The State Department said Friday that 22 emails from former Secretary of State Hillary Clinton's private unsecured home server contain highly sensitive government secrets classified as "top secret" and will therefore be withheld from public release later Friday, reported The Associated Press.

"We can confirm that later today, as part of our monthly FOIA productions of former Secretary Clinton's emails, the State Department will be denying in full seven email chains, found in 22 documents representing 37 pages," State Department spokesman John Kirby told reporters, adding that "they will not be produced online on our FOIA [Freedom of Information Act] website."

It's the first time the Obama administration has confirmed that Clinton's home-brew email system contained messages worthy of one of the highest levels of classification, according to The Hill.

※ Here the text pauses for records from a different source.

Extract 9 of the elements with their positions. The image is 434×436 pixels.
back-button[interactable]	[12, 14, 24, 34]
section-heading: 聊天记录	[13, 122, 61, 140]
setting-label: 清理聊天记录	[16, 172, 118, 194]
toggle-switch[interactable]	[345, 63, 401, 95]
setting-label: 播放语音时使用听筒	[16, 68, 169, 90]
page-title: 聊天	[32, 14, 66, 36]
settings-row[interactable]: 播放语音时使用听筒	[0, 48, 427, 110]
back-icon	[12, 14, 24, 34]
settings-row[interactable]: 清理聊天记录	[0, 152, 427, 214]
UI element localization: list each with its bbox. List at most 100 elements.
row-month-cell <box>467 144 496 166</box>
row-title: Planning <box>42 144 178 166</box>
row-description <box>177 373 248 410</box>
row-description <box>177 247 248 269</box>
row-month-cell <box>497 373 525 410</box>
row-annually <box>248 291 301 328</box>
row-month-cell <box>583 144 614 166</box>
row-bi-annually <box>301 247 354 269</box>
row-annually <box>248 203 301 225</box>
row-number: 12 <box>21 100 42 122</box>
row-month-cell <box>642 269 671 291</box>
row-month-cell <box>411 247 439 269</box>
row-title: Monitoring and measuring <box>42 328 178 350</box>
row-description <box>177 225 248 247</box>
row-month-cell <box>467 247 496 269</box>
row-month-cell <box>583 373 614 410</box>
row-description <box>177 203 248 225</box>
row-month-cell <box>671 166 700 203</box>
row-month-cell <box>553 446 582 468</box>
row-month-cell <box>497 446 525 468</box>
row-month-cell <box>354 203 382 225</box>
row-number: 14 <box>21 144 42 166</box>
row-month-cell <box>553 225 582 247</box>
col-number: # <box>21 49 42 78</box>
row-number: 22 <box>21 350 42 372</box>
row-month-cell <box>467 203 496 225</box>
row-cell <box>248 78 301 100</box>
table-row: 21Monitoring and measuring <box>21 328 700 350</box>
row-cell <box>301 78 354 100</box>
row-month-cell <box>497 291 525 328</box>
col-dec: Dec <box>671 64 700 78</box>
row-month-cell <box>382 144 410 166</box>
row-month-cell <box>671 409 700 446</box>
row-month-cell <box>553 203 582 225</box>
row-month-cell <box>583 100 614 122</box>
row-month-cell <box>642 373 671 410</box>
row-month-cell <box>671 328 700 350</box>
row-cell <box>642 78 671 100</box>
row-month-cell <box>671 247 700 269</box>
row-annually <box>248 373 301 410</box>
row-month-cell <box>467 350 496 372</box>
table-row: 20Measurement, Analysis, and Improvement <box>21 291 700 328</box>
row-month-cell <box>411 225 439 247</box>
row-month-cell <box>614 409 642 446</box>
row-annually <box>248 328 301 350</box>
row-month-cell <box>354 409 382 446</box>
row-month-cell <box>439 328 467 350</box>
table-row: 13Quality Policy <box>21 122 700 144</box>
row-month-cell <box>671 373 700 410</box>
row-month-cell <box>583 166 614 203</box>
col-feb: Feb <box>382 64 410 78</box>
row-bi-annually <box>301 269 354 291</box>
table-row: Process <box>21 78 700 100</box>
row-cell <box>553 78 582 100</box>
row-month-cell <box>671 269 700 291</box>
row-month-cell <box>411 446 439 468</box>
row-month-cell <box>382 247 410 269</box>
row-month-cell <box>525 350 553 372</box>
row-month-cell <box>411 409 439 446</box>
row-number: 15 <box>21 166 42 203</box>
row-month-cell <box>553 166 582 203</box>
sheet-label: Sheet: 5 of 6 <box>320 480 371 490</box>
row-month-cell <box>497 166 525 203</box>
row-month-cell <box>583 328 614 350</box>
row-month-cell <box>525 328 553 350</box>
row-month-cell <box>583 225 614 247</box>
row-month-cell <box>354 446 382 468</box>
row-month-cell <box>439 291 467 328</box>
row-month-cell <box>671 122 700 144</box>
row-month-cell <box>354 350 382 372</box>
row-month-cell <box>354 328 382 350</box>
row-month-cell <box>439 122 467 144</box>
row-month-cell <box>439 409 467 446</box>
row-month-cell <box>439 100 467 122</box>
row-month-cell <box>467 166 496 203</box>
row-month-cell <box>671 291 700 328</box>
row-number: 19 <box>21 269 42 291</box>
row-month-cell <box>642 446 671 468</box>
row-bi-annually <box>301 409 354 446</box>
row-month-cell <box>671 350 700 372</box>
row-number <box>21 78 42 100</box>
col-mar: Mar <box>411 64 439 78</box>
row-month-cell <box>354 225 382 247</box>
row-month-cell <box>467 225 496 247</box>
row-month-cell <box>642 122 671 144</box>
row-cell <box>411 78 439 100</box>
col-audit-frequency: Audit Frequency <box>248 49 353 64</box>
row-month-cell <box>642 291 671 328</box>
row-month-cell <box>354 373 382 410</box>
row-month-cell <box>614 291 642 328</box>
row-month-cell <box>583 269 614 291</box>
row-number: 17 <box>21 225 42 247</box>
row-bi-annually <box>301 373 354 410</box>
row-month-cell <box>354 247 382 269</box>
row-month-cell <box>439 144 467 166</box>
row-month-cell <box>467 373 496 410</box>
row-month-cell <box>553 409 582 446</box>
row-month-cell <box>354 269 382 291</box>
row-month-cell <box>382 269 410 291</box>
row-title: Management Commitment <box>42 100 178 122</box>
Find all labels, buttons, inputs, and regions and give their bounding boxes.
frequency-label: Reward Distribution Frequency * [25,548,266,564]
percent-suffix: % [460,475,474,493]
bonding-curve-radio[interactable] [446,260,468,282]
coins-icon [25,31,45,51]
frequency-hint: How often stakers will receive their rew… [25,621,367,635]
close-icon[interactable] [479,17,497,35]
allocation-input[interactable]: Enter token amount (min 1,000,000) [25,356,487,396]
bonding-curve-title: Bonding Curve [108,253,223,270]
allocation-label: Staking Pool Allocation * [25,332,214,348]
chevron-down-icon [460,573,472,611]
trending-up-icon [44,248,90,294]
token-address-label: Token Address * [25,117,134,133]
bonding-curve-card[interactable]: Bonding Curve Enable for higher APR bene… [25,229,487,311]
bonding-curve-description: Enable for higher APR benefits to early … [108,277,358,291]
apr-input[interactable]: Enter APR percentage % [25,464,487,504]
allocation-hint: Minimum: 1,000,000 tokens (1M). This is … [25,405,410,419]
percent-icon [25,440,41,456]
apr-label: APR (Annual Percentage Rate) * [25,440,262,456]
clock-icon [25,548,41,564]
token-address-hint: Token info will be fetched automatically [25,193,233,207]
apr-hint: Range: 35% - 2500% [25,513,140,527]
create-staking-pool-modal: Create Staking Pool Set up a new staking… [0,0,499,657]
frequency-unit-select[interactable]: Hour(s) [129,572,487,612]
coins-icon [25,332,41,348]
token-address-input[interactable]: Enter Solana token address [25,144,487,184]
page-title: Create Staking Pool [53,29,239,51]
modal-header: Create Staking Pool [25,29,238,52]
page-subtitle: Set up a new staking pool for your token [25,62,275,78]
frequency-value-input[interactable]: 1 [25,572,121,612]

Kirby told the AP that the documents are being upgraded to top secret at the request of the intelligence community. Some messages found in the 37 pages include information belonging to "special access programs," an even higher level of classification reserved for information that could identify confidential sources or expose sensitive programs like drone strikes or government spying.

The State Department's Diplomatic Security and Intelligence and Research bureaus plan to investigate whether any of the information was classified at the time it was transmitted, according to AP.

The State Department has retroactively designated more than 1,300 of Clinton's emails at lower classification levels, while the intelligence inspector general determined that at least two contained information classified as top secret at the time Clinton received them. Clinton insists that she didn't send or receive any information that was stamped as classified.

"This is overclassification run amok," Clinton's campaign spokesman Brian Fallon tweeted Friday.

"We firmly oppose the complete blocking of the release of these emails," Fallon said in a statement, according to NBC News. "Since first providing her emails to the State Department more than one year ago, Hillary Clinton has urged that they be made available to the public. We feel no differently today."

The FBI has been investigating Clinton's email arrangement to determine whether she knowingly sent or received classified information. Republican Rep. Darrell Issa, former chairman of the House Oversight Committee, and former House Majority Leader Tom DeLay have both said in recent days that sources within the FBI have indicated that the bureau is ready to recommend an indictment against Clinton, as HNGN previously reported.